So, you want to replace the found matches, then use preg_replace()
which does exactly that. However, you'll run into one obvious problem: Currently there are two instances of preg_match()
- should those be replaced by two instances of preg_replace()
? No. Combine them.
$pattern = '/http[?.:=\w\d\\/]*/';
$namePattern = '/(?:")([\s\w]*)</';
Can be combined to (I added .
to the $namePattern
part, so it can work with the second example text where the link description contains a dot):
$replacePattern = '/(http[?.:=\w\d\\/]*)\\\\"([\s\w.]*)</';
Because link and text are separated by \\"
in the original text. I tested via preg_match_all()
if this pattern works and it does. Also by adding ()
to the first pattern, they are now grouped.

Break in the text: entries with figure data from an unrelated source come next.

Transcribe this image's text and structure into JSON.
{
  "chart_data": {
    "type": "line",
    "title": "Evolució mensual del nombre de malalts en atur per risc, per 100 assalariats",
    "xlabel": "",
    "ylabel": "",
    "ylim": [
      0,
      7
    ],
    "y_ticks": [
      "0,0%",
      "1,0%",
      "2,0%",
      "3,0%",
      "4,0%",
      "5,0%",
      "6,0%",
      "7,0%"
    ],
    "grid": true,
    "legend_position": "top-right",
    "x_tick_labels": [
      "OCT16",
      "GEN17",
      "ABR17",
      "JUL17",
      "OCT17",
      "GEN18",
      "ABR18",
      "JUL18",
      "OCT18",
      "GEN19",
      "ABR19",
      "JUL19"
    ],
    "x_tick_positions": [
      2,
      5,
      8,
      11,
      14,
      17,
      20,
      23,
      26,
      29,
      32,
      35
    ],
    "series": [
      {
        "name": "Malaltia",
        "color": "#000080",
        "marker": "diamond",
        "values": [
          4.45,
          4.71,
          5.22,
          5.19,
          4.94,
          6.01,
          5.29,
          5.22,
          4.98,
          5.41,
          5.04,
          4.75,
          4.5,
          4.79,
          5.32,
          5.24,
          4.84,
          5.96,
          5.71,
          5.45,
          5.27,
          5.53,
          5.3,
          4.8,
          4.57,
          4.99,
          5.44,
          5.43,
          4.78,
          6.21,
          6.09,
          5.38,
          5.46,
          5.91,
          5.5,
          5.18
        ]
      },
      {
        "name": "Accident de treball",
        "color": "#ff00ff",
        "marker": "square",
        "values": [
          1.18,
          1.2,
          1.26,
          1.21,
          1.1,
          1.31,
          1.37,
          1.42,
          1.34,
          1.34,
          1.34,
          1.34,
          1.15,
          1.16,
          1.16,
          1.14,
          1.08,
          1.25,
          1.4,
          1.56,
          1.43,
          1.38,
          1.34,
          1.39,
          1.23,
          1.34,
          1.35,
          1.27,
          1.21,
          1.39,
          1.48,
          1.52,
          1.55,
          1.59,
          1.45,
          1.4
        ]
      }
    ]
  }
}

$replacePattern = '/(http[?.:=\w\d\\/]*)\\\\"([\s\w.]*)</';
// ^-group1-----------^ ^-group2-^
These groupes can now be used in the replace statement.

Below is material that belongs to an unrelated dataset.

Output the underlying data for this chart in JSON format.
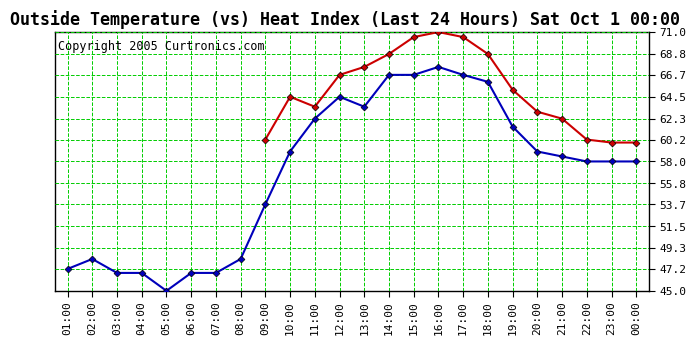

$replaceWith = '<a href="\\1">\\2</a><';
Where \\1
points to the first group and \\2
to the second. The <
at the end is necessary because preg_replace()
will replace the whole found pattern (not just groups) and since the <
is at the end of the pattern, we would lose it if it wasn't in the replace part.
All that you now need, is to call preg_replace()
with this parameters like the following:
$output = preg_replace($replacePattern, $replaceWith, $string);
All occurences of the $replacePattern
will now be replaced with their version of $replaceWith
and saved in the variable $output
.
You can see it here.
If you want a larger part to be removed, just extend the $replacePattern
.
$replacePattern = '/<u>.*?(http[?.:=\w\d\\/]*)\\\\"([\s\w.]+)<\/u>/';
$replaceWith = '<a href="\\1">\\2</a>';
(see it here) .*?
will match everything and is not greedy, meaning it will stop once it finds the first occurence of whatever comes after (so here it is http...
).